The exhibition “A Light Room and a Dark Room” (Hele ruum ja tume ruum) looked at how children deported to Siberia acclimatised to life in Estonia upon their return. The fact that returning to Estonia after liberation was also a traumatic experience for those who were deported as young children, is one that is not often addressed – few had homes to return to, their educations were largely in Russian or had been cut short in Siberia. The return and acclimatisation with Soviet Estonia was complicated for the deportees, because they had very different memories of their homeland. Their dreams did not fit with reality and also, the deportees felt socially stigmatised in Estonia.
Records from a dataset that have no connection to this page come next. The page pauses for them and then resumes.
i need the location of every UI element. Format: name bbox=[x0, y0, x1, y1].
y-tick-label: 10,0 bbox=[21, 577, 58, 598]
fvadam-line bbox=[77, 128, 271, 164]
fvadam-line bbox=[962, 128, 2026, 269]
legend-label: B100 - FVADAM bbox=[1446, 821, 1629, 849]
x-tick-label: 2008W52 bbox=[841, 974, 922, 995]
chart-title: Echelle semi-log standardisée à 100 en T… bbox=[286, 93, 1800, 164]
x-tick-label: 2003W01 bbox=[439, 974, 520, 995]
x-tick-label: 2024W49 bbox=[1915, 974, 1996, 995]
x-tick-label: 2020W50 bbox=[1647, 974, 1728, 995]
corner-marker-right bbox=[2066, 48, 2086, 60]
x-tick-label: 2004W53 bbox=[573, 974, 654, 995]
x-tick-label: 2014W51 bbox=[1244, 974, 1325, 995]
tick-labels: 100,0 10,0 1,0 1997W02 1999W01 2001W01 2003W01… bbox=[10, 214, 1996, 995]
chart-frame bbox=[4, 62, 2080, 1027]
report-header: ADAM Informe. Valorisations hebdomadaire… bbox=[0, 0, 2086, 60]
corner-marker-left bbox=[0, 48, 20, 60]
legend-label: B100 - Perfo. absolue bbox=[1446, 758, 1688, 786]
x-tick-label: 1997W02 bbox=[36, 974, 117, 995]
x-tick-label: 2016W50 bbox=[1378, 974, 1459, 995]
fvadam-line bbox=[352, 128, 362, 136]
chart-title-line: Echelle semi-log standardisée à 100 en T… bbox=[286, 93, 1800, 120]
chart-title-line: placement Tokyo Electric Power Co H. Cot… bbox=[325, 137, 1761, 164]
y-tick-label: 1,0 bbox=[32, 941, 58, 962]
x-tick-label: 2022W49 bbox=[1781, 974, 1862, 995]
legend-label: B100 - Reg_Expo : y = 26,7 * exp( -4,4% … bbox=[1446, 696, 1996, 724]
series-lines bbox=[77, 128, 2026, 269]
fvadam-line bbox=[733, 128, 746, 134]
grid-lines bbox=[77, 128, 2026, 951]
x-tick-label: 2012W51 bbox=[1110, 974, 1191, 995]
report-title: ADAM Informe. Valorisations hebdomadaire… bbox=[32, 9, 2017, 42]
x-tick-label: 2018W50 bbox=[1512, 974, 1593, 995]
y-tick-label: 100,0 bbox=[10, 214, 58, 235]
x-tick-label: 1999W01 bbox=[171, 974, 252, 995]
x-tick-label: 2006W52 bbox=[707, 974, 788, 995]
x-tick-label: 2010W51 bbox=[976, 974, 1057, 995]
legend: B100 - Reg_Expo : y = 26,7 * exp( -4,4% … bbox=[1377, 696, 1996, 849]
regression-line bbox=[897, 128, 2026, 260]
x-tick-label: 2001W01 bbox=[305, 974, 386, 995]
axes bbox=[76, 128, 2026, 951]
The central artwork of the exhibition was Marika Alver’s film “Return” (Tagasitulek) in which Tiiu Trisberg contemplates on how to maintain hope and dreams that help one persist and continue living in difficult situations.
Two trains left Haapsalu train station on 27 March 1949 with 1,876 people, of whom 910 were women and 614 children. The destinations were Barabinsk, Karasuk and Tatarsk in Novosibirsk Oblast.
Our programme included hanging a sign bearing the name “Tatarsk” on the former railway workers’ building in Jõgeva (now the Betti Alver Museum) and planting a Novosibirsk bird cherry tree next to the building.